Even if Democrats succeed in ending what they determine to be discrimination in health insurance, insurance companies will not simply take a loss on the extra care they provide to women. If it becomes illegal to charge a woman more for an equivalent male policy, insurers will just spread the costs of covering women across all their policies. Every policy will become more expensive.

Here we find a redistributive effect similar to what happens when birth control becomes a right. Everyone –and it will be everyone, as not buying health insurance is also illegal –will be forced to take on the costs of women’s health care.

In response to this, liberals often refuse to distinguish between opposition to something, and opposition to the government’s administration of something. Just because one opposes a policy that forces Americans to pay for the health insurance of others does not mean one thinks they deserve to die of untreated illnesses. It means, very simply, that one would like to decide for oneself how to acquire and pay for his or her healthcare.

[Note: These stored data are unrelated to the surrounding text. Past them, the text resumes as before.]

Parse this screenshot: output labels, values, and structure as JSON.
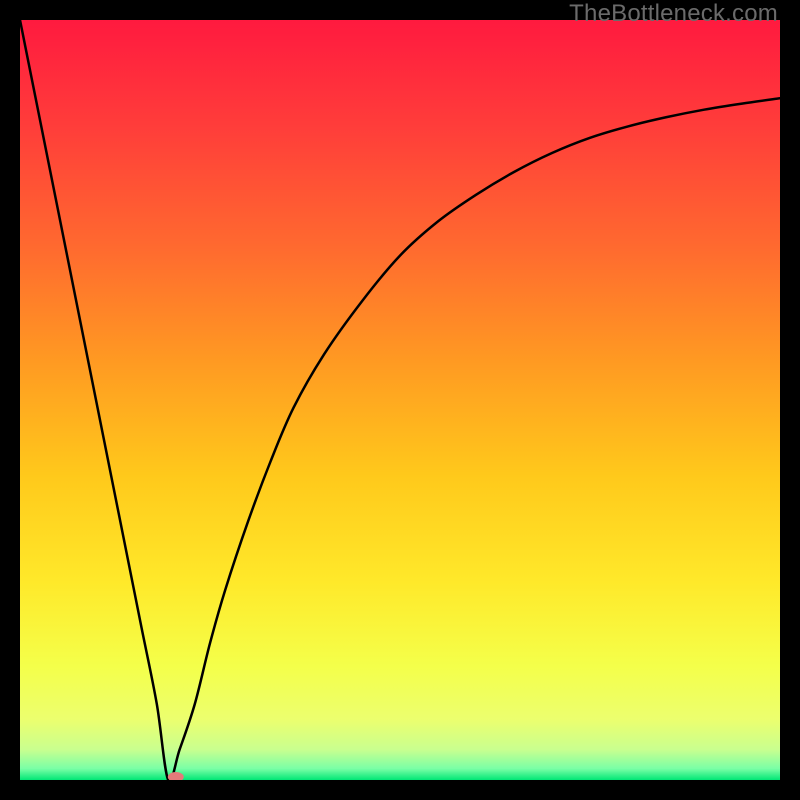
{
  "watermark": "TheBottleneck.com",
  "chart_data": {
    "type": "line",
    "title": "",
    "xlabel": "",
    "ylabel": "",
    "xlim": [
      0,
      100
    ],
    "ylim": [
      0,
      100
    ],
    "x": [
      0,
      2,
      4,
      6,
      8,
      10,
      12,
      14,
      16,
      18,
      19.5,
      21,
      23,
      25,
      27,
      30,
      33,
      36,
      40,
      45,
      50,
      55,
      60,
      65,
      70,
      75,
      80,
      85,
      90,
      95,
      100
    ],
    "values": [
      100,
      90,
      80,
      70,
      60,
      50,
      40,
      30,
      20,
      10,
      0,
      4,
      10,
      18,
      25,
      34,
      42,
      49,
      56,
      63,
      69,
      73.5,
      77,
      80,
      82.5,
      84.5,
      86,
      87.2,
      88.2,
      89,
      89.7
    ],
    "marker": {
      "x": 20.5,
      "y": 0
    },
    "gradient_stops": [
      {
        "offset": 0.0,
        "color": "#ff1a3f"
      },
      {
        "offset": 0.14,
        "color": "#ff3d3a"
      },
      {
        "offset": 0.3,
        "color": "#ff6a2f"
      },
      {
        "offset": 0.45,
        "color": "#ff9a22"
      },
      {
        "offset": 0.6,
        "color": "#ffc91b"
      },
      {
        "offset": 0.74,
        "color": "#ffe92a"
      },
      {
        "offset": 0.85,
        "color": "#f4ff4a"
      },
      {
        "offset": 0.92,
        "color": "#ecff6e"
      },
      {
        "offset": 0.96,
        "color": "#c9ff8f"
      },
      {
        "offset": 0.985,
        "color": "#7affa6"
      },
      {
        "offset": 1.0,
        "color": "#00e676"
      }
    ]
  }
}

Contemporary women’s issues should remind the American people that things in politics are not always as they seem. We cannot assume that anyone purporting to be battling discrimination is a hero, nor that any policy named as supporting

The women’s rights movement is just. We must not forget that politicians are trying to maintain power. The justice they offer–the charity they seem to possess–are often crude political devices, and nothing more.